I stopped by the vacated Superburger the next day and ran into Bill Cordell, the new owner, as he prepped the small space for its reopening (that's the transitional phase, pictured above). Things looked promising—Bill was friendly as could be, and Modest Mouse’s “Perfect Disguise” played on the stereo inside, which I know doesn’t have anything to do with food, but still. I asked about the overhaul, and Bill assured me he wouldn’t change the place much, short of scraping off the gum on the counter, slapping on some fresh paint, and making a few non-intrusive additions to the menu.
It took me a while, but I finally got down there today, and even at a late lunch hour the place was filled—only one seat remained at the horseshoe counter. And friends, I didn’t think I’d say this, but the place has changed for the better. You know how, like, you’ve got an old car that you love but it’s kinda fucked up, and you think the reason you love it is because it’s fucked up, but then you take it in and give it a tune-up and wash it and wax it and you’re like, if I loved this fucked up car so much, why didn’t I do this earlier? That’s what Superburger is like now.
Don’t worry—there’s still a pile of newspapers at the door, some old regulars, and the serve-yourself condiment tray on the counter. There’s still the old Schaefer ice cream freezer and the Hamilton Beach milkshake blender. There’s still the fixed stools. But all of these things are simply put to a much better purpose these days. I got a cheeseburger with fries and it was like nothing had changed, except the cheeseburger tasted a lot better and the people around me were a lot happier.

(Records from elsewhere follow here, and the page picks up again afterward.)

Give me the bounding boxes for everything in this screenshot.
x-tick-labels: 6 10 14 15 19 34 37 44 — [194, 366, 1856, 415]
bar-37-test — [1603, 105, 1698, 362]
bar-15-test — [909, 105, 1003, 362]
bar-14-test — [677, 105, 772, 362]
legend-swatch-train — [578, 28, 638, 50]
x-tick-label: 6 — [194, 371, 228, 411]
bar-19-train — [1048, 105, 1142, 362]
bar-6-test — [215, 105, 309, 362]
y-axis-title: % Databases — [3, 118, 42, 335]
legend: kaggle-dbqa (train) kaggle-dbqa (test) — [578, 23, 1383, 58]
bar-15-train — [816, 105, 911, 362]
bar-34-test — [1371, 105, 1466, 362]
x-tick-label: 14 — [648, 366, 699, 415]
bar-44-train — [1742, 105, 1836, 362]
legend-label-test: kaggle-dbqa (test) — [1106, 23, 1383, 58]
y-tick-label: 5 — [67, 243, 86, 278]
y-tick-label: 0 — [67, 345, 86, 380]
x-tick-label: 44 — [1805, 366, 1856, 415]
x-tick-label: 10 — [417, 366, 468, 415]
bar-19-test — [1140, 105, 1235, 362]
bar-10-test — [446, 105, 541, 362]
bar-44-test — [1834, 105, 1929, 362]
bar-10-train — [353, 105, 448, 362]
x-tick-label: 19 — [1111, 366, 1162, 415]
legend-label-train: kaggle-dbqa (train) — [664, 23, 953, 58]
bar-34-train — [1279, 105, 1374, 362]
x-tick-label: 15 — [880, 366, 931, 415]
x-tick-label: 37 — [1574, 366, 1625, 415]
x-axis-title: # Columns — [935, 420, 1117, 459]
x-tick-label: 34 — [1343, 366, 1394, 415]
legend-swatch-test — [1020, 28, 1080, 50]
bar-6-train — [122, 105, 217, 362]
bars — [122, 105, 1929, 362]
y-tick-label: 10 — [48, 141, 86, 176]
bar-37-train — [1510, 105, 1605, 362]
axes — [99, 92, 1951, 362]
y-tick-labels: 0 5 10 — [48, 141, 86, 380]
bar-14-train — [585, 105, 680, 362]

As for the menu, I could tell you about the nifty ingredients, like apple-smoked bacon and gorgonzola cheese. I could tell you about the burgers with cute local names like the St. Helena and the Montecito, about the chicken sandwiches and the sausages. But you know what? All you really need to know is that there’s now a huge jar of jalapeños sitting on the counter, free to be smeared upon your food at will. Hell yes. Count me in.